A: Bitter. Maya Lin was the winner against 1,420 competitors in a very professional artistic contest. It was, at the time, the largest artistic competition for a piece of public art in the history of American and European art.

The judges of the contest were highly distinguished luminaries in the world of American art and architecture. And so there was a fundamental moral principle about the sanctity and inviolability of a winning design.

But because this was public art, in which agencies of the U.S. government had to accept and certify a work of public art for the most sacred space in Washington, the National Mall, the process was in part political.

When there was a ferocious backlash about Lin’s design for the blackness of its granite, for being underground, for displaying only the names of the dead with no mention of the sacrifice, service, and occasional heroism of those who fought, a compromise became necessary. As a brilliant figurative artist, Hart was the beneficiary.

Lin was horrified at the notion of an entirely different style of art being imposed upon her work. It was an immoral violation of her work, and she was supported by the artistic and architectural community. But Congress and the White House imposed Hart’s statues on the Wall as a way of saving the Memorial.
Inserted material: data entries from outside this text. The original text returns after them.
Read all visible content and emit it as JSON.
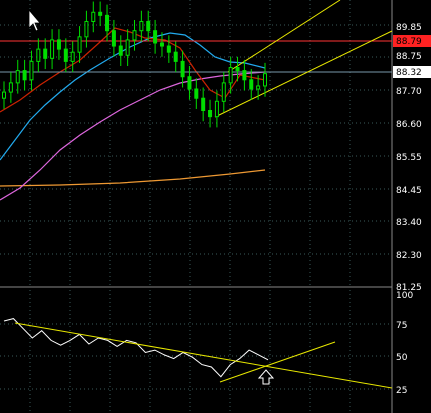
{
  "colors": {
    "background": "#000000",
    "grid": "#3a5a5a",
    "candle": "#00dd00",
    "price_line": "#ff3333",
    "ma_short": "#cc2200",
    "ma_mid": "#22aaee",
    "ma_long": "#dd66dd",
    "ma_200": "#ee9933",
    "channel": "#e8e800",
    "oscillator": "#ffffff",
    "arrow": "#ffffff"
  },
  "price_axis": {
    "labels": [
      "89.85",
      "88.75",
      "88.32",
      "87.70",
      "86.60",
      "85.55",
      "84.45",
      "83.40",
      "82.30",
      "81.25"
    ],
    "highlight_red": "88.79",
    "highlight_gray": "88.32"
  },
  "indicator_axis": {
    "labels": [
      "100",
      "75",
      "50",
      "25"
    ]
  },
  "chart_data": {
    "type": "line",
    "panels": [
      {
        "name": "price",
        "ylim": [
          81.25,
          90.6
        ],
        "series": [
          {
            "values": [
              87.6,
              87.9,
              88.3,
              88.0,
              88.6,
              89.0,
              88.7,
              89.3,
              89.0,
              88.6,
              88.9,
              89.4,
              89.9,
              90.2,
              90.1,
              89.6,
              89.1,
              88.8,
              89.3,
              89.6,
              89.9,
              89.6,
              89.2,
              89.1,
              88.9,
              88.6,
              88.1,
              87.7,
              87.4,
              87.0,
              86.8,
              87.3,
              87.9,
              88.4,
              88.3,
              88.0,
              87.7,
              87.8,
              88.2
            ]
          }
        ]
      },
      {
        "name": "oscillator",
        "ylim": [
          0,
          100
        ],
        "series": [
          {
            "values": [
              76,
              78,
              70,
              62,
              68,
              60,
              56,
              60,
              65,
              57,
              62,
              60,
              55,
              60,
              58,
              50,
              52,
              48,
              45,
              50,
              46,
              40,
              38,
              30,
              40,
              45,
              52,
              48,
              44
            ]
          }
        ]
      }
    ]
  }
}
Hart, in turn, was contemptuous of Lin’s objections, and felt he was the savior of the Memorial. In his testimony during the art war, he was deferential to her winning design. But, in his sharper moments, he referred to her as an “ingénue.”

Q: How was the book's title chosen, and what does it signify for you?

A: “A rift in the earth” is a phrase from Maya Lin’s description of her vision for her work in the Memorial competition. It was her words, more than the simple, almost high-schoolish drawing of her chevron, that won her the big prize. Her handwritten words were moving and poetic, and they captivated the judges.

But I see that phrase in a larger context, as the rift in the entire Vietnam generation, that was divided passionately into different, warring, factions between those who served in Vietnam and those who either protested or avoided service altogether.

No future American generation must ever again face the moral dilemma of the Vietnam generation.

Q: What role would you say the Memorial plays today?

A: The vicious fight over the building of a Vietnam Memorial is now largely forgotten, as the Wall and Hart’s statutes are universally embraced.

But something magical has happened with time. The Wall is no longer a “veterans” memorial but a memorial for the entire Vietnam generation. It is equally welcoming to pacifists as to warriors.

Nor is it any longer just about the Vietnam War, but about all wars. And it is broader still. To see parents bring their young children by the thousands to the Wall is to realize that the Memorial is for all generations, as we contemplate the ultimate cost of any war.

Q: What are you working on now?

A: I’m returning to a 9/11 novel that I began some years ago.

--Interview with Deborah Kalb. This Q&A also appears on deborahkalbbooks.blogspot.com.